De Tartessos hasta nosotros
Antonio Zoido
Cuando hace 50 años aparecieron las joyas del Carambolo, fue como cuando alguien se encuentra un billete de 500 euros por la calle: aquello era una casualidad y –a pesar de que algunos dólmenes de Valencina llevaran 100 años descubiertos– esa impresión generalizada continuó. La convicción de que el patrimonio lo formaban sólo edificios aislados incentivaba el derribo de los que en su entorno no tenían la categoría de “monumentales” y se aplicaba también a los objetos quebrando la posibilidad de una continuidad espacio-temporal de la cultura.
Según eso, aquí habrían ido dejando cosas tartesios, griegos, iberos, romanos, visigodos y árabes para que luego nosotros las recogiéramos, sin darnos cuenta de que ahí lo que quedaba en el aire era la pregunta de quienes éramos nosotros. Si se hubiera formulado, la respuesta habría sido que, naturalmente, éramos los descendientes, más que físicos, culturales de todos ellos y que entre los dólmenes, el tesoro, Itálica, San Isidoro, el palacio abadí de Alfarache, la Giralda, la Casa del Rey Moro, la de Pilatos y el barroco de los Figueroa iba una línea que, como una inscripción, lo proclamaba.

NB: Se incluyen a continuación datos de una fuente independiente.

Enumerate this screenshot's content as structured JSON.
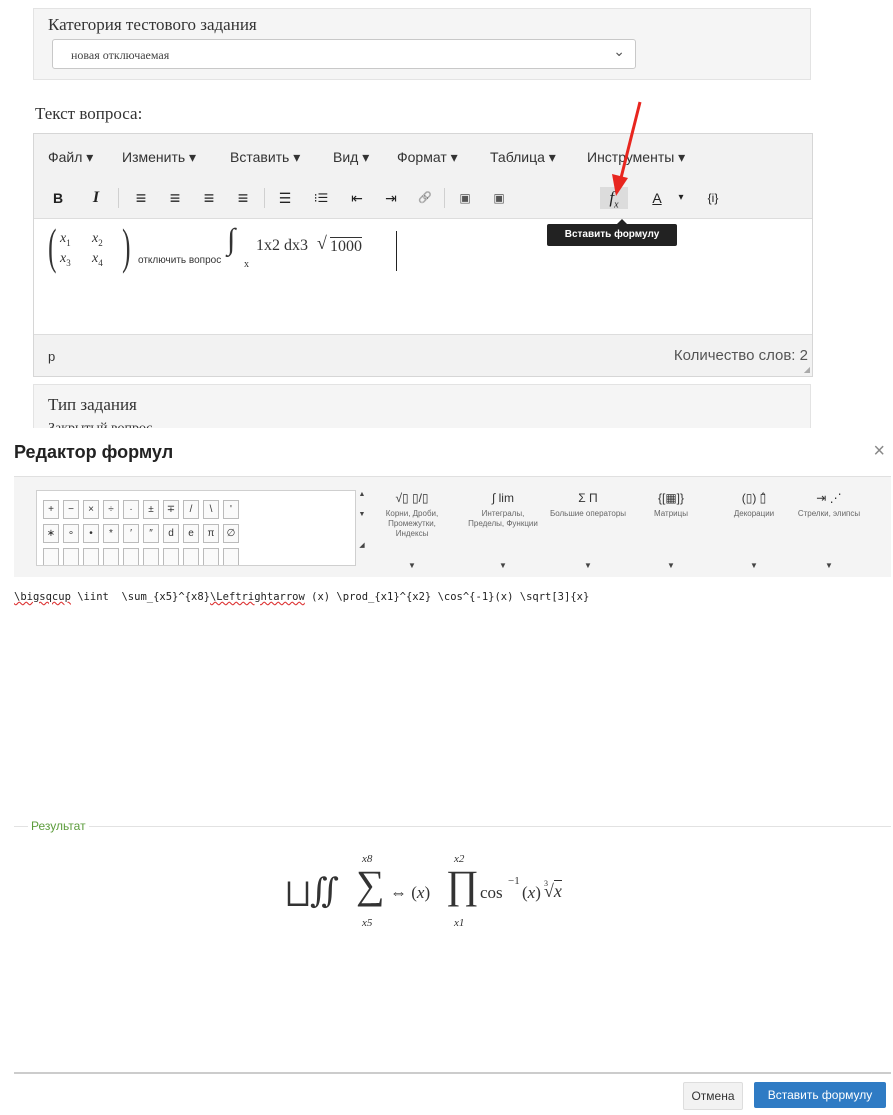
{
  "form": {
    "category_label": "Категория тестового задания",
    "category_value": "новая отключаемая",
    "question_label": "Текст вопроса:",
    "type_label": "Тип задания",
    "type_option_partial": "Закрытый вопрос"
  },
  "editor": {
    "menu": [
      "Файл ▾",
      "Изменить ▾",
      "Вставить ▾",
      "Вид ▾",
      "Формат ▾",
      "Таблица ▾",
      "Инструменты ▾"
    ],
    "toolbar": {
      "bold": "B",
      "italic": "I",
      "align_left": "≡",
      "align_center": "≡",
      "align_right": "≡",
      "justify": "≡",
      "bullets": "☰",
      "numbers": "⁝☰",
      "outdent": "⇤",
      "indent": "⇥",
      "link": "🔗",
      "image": "▣",
      "media": "▣",
      "formula": "f",
      "formula_sub": "x",
      "text_color": "A",
      "dropdown": "▾",
      "code": "{i}"
    },
    "tooltip": "Вставить формулу",
    "content": {
      "matrix": [
        [
          "x",
          "1",
          "x",
          "2"
        ],
        [
          "x",
          "3",
          "x",
          "4"
        ]
      ],
      "subscript_text": "отключить вопрос",
      "integral_sub": "x",
      "formula_text": "1x2 dx3",
      "sqrt_value": "1000"
    },
    "status_path": "p",
    "word_count": "Количество слов: 2"
  },
  "dialog": {
    "title": "Редактор формул",
    "close": "×",
    "symbols_row1": [
      "+",
      "−",
      "×",
      "÷",
      "·",
      "±",
      "∓",
      "/",
      "\\",
      "'"
    ],
    "symbols_row2": [
      "∗",
      "∘",
      "•",
      "*",
      "′",
      "″",
      "d",
      "e",
      "π",
      "∅"
    ],
    "categories": [
      {
        "icon": "√▯ ▯/▯",
        "label": "Корни, Дроби, Промежутки, Индексы"
      },
      {
        "icon": "∫ lim",
        "label": "Интегралы, Пределы, Функции"
      },
      {
        "icon": "Σ Π",
        "label": "Большие операторы"
      },
      {
        "icon": "{[▦]}",
        "label": "Матрицы"
      },
      {
        "icon": "(▯) ▯̂",
        "label": "Декорации"
      },
      {
        "icon": "⇥ ⋰",
        "label": "Стрелки, элипсы"
      }
    ],
    "latex_err": "\\bigsqcup",
    "latex_mid": " \\iint  \\sum_{x5}^{x8}",
    "latex_err2": "\\Leftrightarrow",
    "latex_end": " (x) \\prod_{x1}^{x2} \\cos^{-1}(x) \\sqrt[3]{x}",
    "result_label": "Результат",
    "result": {
      "sum_top": "x8",
      "sum_bottom": "x5",
      "prod_top": "x2",
      "prod_bottom": "x1",
      "cos_exp": "−1",
      "root_index": "3"
    },
    "cancel_label": "Отмена",
    "insert_label": "Вставить формулу"
  },
  "colors": {
    "accent": "#2f7bc4",
    "arrow": "#e8261f",
    "result_label": "#5c9c3c"
  }
}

Esa línea, la que tienen los griegos o los italianos, es la que hubiera puesto las cosas en su sitio, la que hubiera hecho de motor para una cultura enraizada económicamente, la que colocaría el hotel o la tienda en un lado y los yacimientos en otro dándose de comer mutuamente. La que permitiría ver como la cosa más normal del mundo un Parque Arqueológico que comenzara en restos de cientos de años a. de C., pasara por la Itálica fundada por Escipión y terminara en el monasterio de Santiponce o La Cartuja. La que acabaría con el problema de tener que vender como regalo de otros nuestra Historia, dejando para nosotros sólo la gracia y el salero.